求多串的LCS,显然穷举法是极端低效的算法。直观的思路就是问题要求什么就找出什么。要子串,就找子串;要相同,就比较每个字符;要最长就记录最长。所以很容易就可以想到如下的解法。

 

//暴力求解法 
int longestCommonSubstring_n3(const string& str1, const string& str2)
{   
    size_t size1 = str1.size();
    size_t size2 = str2.size();
    if (size1 == 0 || size2 == 0) return 0;
 
    // the start position of substring in original string
    int start1 = -1;
    int start2 = -1;
    // the longest length of common substring 
    int longest = 0; 
 
    // record how many comparisons the solution did;
    // it can be used to know which algorithm is better
    int comparisons = 0;
 
    for (int i = 0; i < size1; ++i)
    {
        for (int j = 0; j < size2; ++j)
        {
            // find longest length of prefix 
            int length = 0;
            int m = i;
            int n = j;
            while(m < size1 && n < size2)
            {
                ++comparisons;
                if (str1[m] != str2[n]) break;
 
                ++length;
                ++m;
                ++n;
            }
 
            if (longest < length)
            {
                longest = length;
                start1 = i;
                start2 = j;
            }
        }
    }
#ifdef IDER_DEBUG
    cout<< "(first, second, comparisions) = (" 
        << start1 << ", " << start2 << ", " << comparisons 
        << ")" << endl;
#endif
    return longest;
}

该解法的思路就如前所说,以字符串中的每个字符作为子串的端点,判定以此为开始的子串的相同字符最长能达到的长度。

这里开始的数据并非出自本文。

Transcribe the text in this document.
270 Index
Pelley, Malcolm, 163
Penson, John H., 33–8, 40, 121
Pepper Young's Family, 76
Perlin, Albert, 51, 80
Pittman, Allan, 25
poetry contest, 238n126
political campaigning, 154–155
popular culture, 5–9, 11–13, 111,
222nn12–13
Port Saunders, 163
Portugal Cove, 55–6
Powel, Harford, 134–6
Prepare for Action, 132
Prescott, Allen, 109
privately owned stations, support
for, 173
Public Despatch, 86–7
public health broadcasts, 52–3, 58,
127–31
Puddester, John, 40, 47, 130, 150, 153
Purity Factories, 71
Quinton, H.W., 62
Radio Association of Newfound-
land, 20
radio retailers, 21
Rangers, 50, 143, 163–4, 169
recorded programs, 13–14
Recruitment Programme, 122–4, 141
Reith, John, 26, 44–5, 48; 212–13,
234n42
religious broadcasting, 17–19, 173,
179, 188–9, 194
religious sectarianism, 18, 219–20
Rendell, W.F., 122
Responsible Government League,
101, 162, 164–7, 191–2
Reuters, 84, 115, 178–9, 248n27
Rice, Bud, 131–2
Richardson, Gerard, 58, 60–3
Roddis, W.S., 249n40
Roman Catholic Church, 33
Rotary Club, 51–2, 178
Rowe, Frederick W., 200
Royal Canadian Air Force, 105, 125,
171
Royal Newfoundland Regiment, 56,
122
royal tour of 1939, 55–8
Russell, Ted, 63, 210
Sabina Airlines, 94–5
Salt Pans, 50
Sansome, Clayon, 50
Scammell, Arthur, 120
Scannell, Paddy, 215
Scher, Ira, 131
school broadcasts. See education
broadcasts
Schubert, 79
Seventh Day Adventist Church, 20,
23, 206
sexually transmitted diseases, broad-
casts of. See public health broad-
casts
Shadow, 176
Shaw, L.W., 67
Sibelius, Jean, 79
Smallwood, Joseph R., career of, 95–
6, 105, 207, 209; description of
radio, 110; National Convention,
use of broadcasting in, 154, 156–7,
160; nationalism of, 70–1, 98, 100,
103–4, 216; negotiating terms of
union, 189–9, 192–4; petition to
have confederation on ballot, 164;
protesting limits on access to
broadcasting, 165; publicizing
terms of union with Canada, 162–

其实从表层上想,这个算法的复杂度应该只有O(n2)因为该算法把每个字符都成对相互比较一遍,但关键问题在于比较两个字符串的效率并非是O(1),这也导致了实际的时间复杂度应该是满足Ω(n2)和O(n3)。

二、动态规划法 – 空间换时间

上述解法虽然不是最优的,但是依然可以从中找到一个改进的线索。不难发现在子串比较中有很多次重复的比较。比如再比较以i和j分别为起始点字符串时,有可能会进行i+1和j+1以及i+2和j+2位置的字符的比较;而在比较i+1和j+1分别为起始点字符串时,这些字符又会被比较一次了。也就是说该问题有非常相似的子问题,而子问题之间又有重叠,这就给动态规划法的应该提供了契机。

暴力解法是从字符串开端开始找寻,现在换个思维考虑以字符结尾的子串来利用动态规划法。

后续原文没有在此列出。